The Old Testament (II Kings 4:26) asks, "Is it well with the child?" How would we respond for America's 64-million children that Herbert Hoover considered to be "our most valuable natural resource"?
It is a national disgrace that each day 2,900 children are born who have received no prenatal care during their first trimester; 2,750 kids' parents separate or divorce; 135,000 children take guns to school while, on average, 40 kids are shot; more than 2,400 kids drop out of school; and 1,400 teenage girls become pregnant. One in five of America's children live in poverty, and half of all children in families with a single mother are poor. Five-million children under age 12 suffer from hunger. Malnourishment in children can cause school difficulties, neurological problems and a higher incidence of infections.
Every day 27 children die from the effects of poverty, and three die from child abuse. Sixteen-million children have no health insurance coverage. One in 20 teachers is assaulted annually, and nearly 300,000 high school students are attacked each month. Since 1988, juvenile arrests for homicide have increased 93 percent.
Financing and enrollment for the Headstart program are far below what they should be given the benefits for disadvantaged children. Despite a massive infusion of funds and multiple reform efforts, the nation's schools continue to struggle with inferior performance and the tolerance of chronically disruptive kids within a system that hasn't really changed much since the turn of the century. It is generally agreed that students who do well, whether they are rich or poor, have parents or some other adult in their lives who highly value education and have guided them.
Recognizing that kids don't vote but need a political voice, the Coalition for America's Children is attempting to promote an agenda of health, education, safety and security for all American children. The coalition is a non-partisan alliance of 200 national, state and community-based non-profit organizations working to raise concern for children to the top of the public policy agenda. A recent member of the Coalition's Steering Committee is the American Association of Retired Persons (AARP) whose new president, Lovola Burgess, cites health care as "the ultimate intergenerational issue." Viewing intergenerational action as a contemporary "Declaration of Interdependence," AARP has adopted the slogan: Everybody is somebody's grandchild.
Results of a bipartisan poll showed that 70 percent of American voters think the plight of children has worsened in the last five years; 85 percent believe our political leaders are not doing enough to help solve the problems children face; three in five want candidates for public office to have a children's platform; and two-thirds say they would be more likely to vote for someone who supports increased spending for children's programs.

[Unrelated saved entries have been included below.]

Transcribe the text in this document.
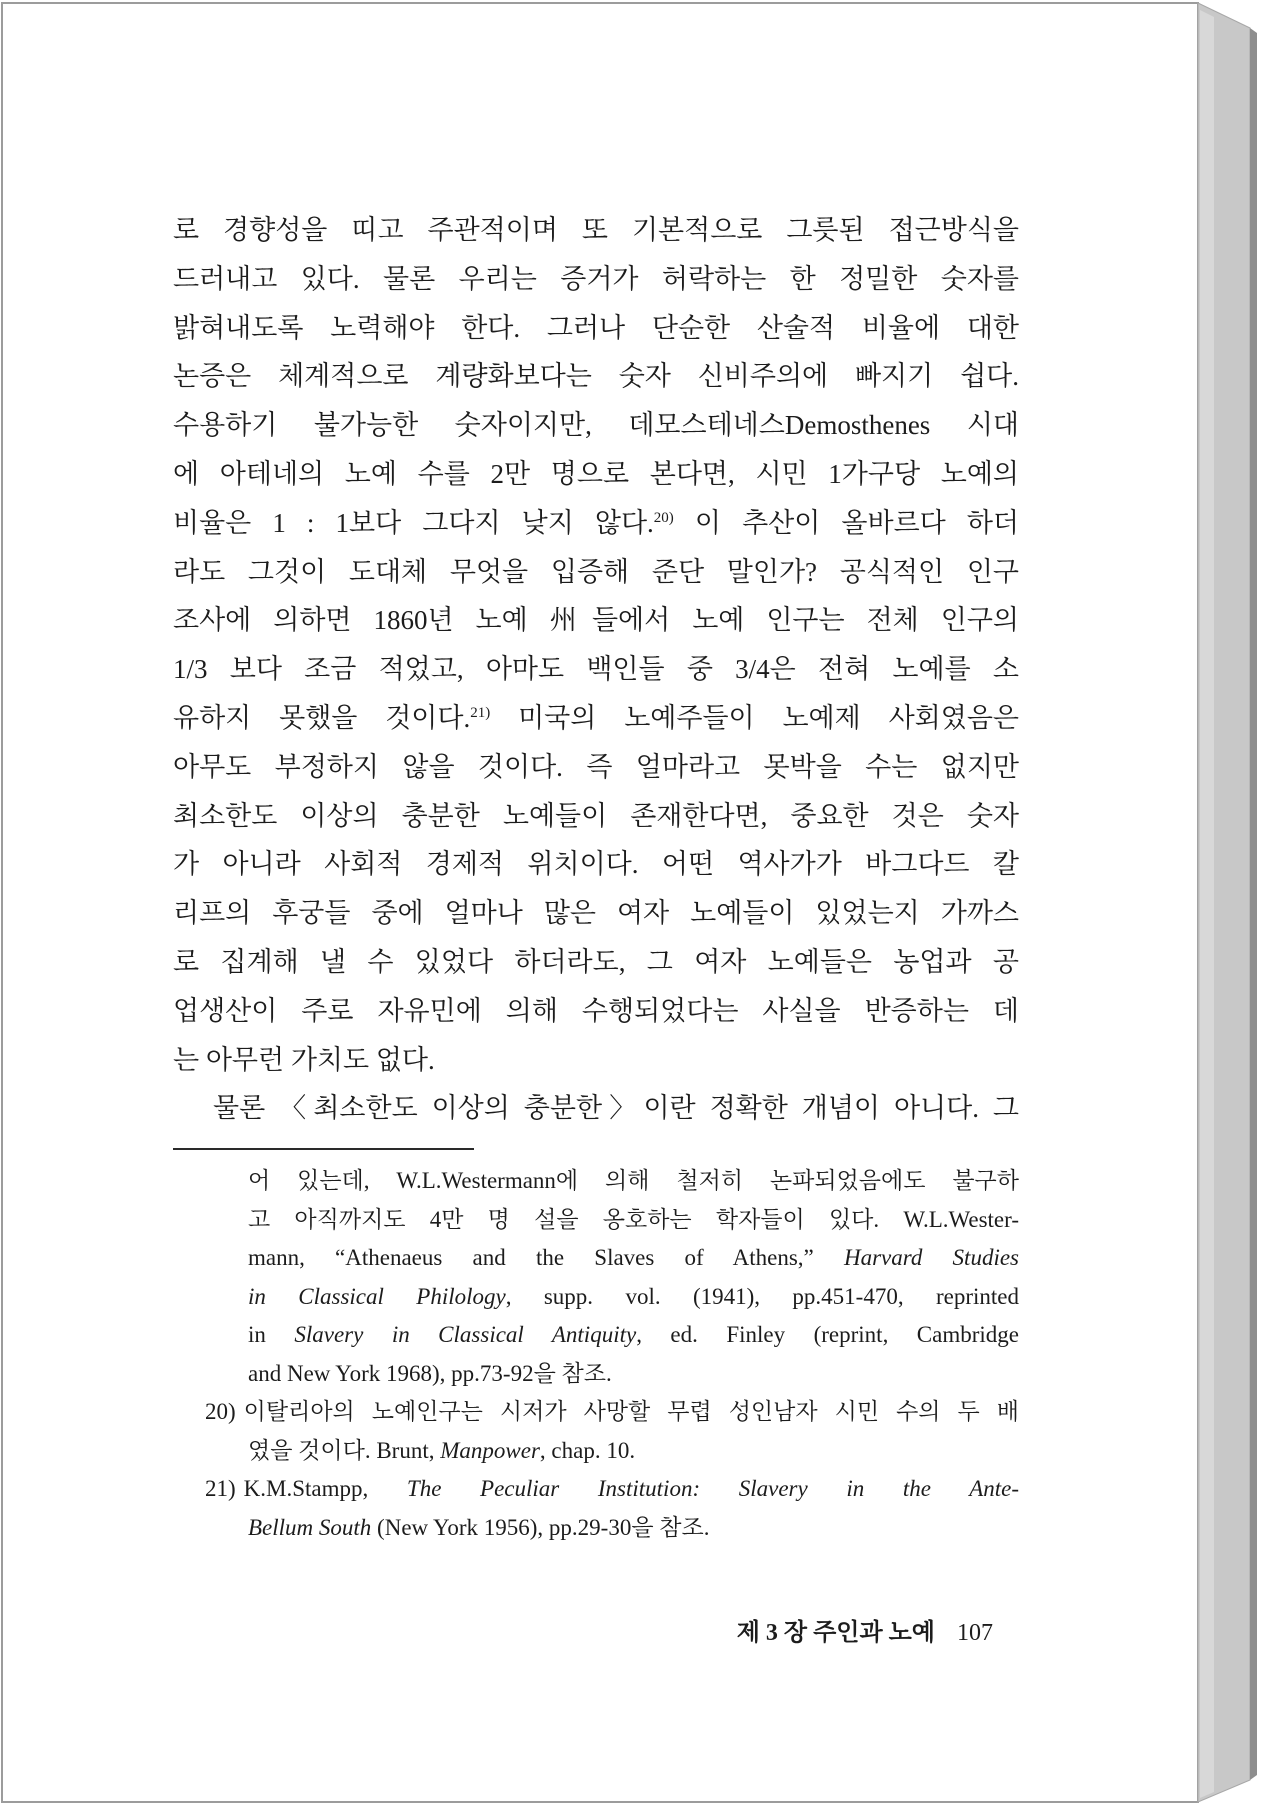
로 경향성을 띠고 주관적이며 또 기본적으로 그릇된 접근방식을
드러내고 있다. 물론 우리는 증거가 허락하는 한 정밀한 숫자를
밝혀내도록 노력해야 한다. 그러나 단순한 산술적 비율에 대한
논증은 체계적으로 계량화보다는 숫자 신비주의에 빠지기 쉽다.
수용하기 불가능한 숫자이지만, 데모스테네스Demosthenes 시대
에 아테네의 노예 수를 2만 명으로 본다면, 시민 1가구당 노예의
비율은 1 : 1보다 그다지 낮지 않다.$^{20)}$ 이 추산이 올바르다 하더
라도 그것이 도대체 무엇을 입증해 준단 말인가? 공식적인 인구
조사에 의하면 1860년 노예 州들에서 노예 인구는 전체 인구의
1/3 보다 조금 적었고, 아마도 백인들 중 3/4은 전혀 노예를 소
유하지 못했을 것이다.$^{21)}$ 미국의 노예주들이 노예제 사회였음은
아무도 부정하지 않을 것이다. 즉 얼마라고 못박을 수는 없지만
최소한도 이상의 충분한 노예들이 존재한다면, 중요한 것은 숫자
가 아니라 사회적 경제적 위치이다. 어떤 역사가가 바그다드 칼
리프의 후궁들 중에 얼마나 많은 여자 노예들이 있었는지 가까스
로 집계해 낼 수 있었다 하더라도, 그 여자 노예들은 농업과 공
업생산이 주로 자유민에 의해 수행되었다는 사실을 반증하는 데
는 아무런 가치도 없다.
물론 〈최소한도 이상의 충분한〉이란 정확한 개념이 아니다. 그
어 있는데, W.L.Westermann에 의해 철저히 논파되었음에도 불구하
고 아직까지도 4만 명 설을 옹호하는 학자들이 있다. W.L.Wester-
mann, “Athenaeus and the Slaves of Athens,” Harvard Studies
in Classical Philology, supp. vol. (1941), pp.451-470, reprinted
in Slavery in Classical Antiquity, ed. Finley (reprint, Cambridge
and New York 1968), pp.73-92을 참조.
20) 이탈리아의 노예인구는 시저가 사망할 무렵 성인남자 시민 수의 두 배
였을 것이다. Brunt, Manpower, chap. 10.
21) K.M.Stampp, The Peculiar Institution: Slavery in the Ante-
Bellum South (New York 1956), pp.29-30을 참조.
제 3 장 주인과 노예 107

The coalition provides some specific questions for candidates and urges voters to ask them during forums, town meetings, socials and in private letters to determine who's for kids, and who's just kidding. These questions include: (1) What is your proposal for securing access to quality health care for all children? (2) What steps will you take to make sure no child is hungry? (3) How will you ensure that all children start school ready to learn, and that schools are enabled to carry out their mandate to educate every child? (4) What should government's role be to make sure our communities are safe for all American children? (5) What do you propose to assure access to affordable, quality child care?
In his poem, The Builders, Longfellow could have been speaking of the 1992 children's political agenda when he wrote:
Build today, then, strong and sure,
With a firm and ample base;
And ascending and secure
Shall tomorrow find its place.
Dale J. Hyland has been in social services for 15 years, and is a human services consultant in Pinellas County.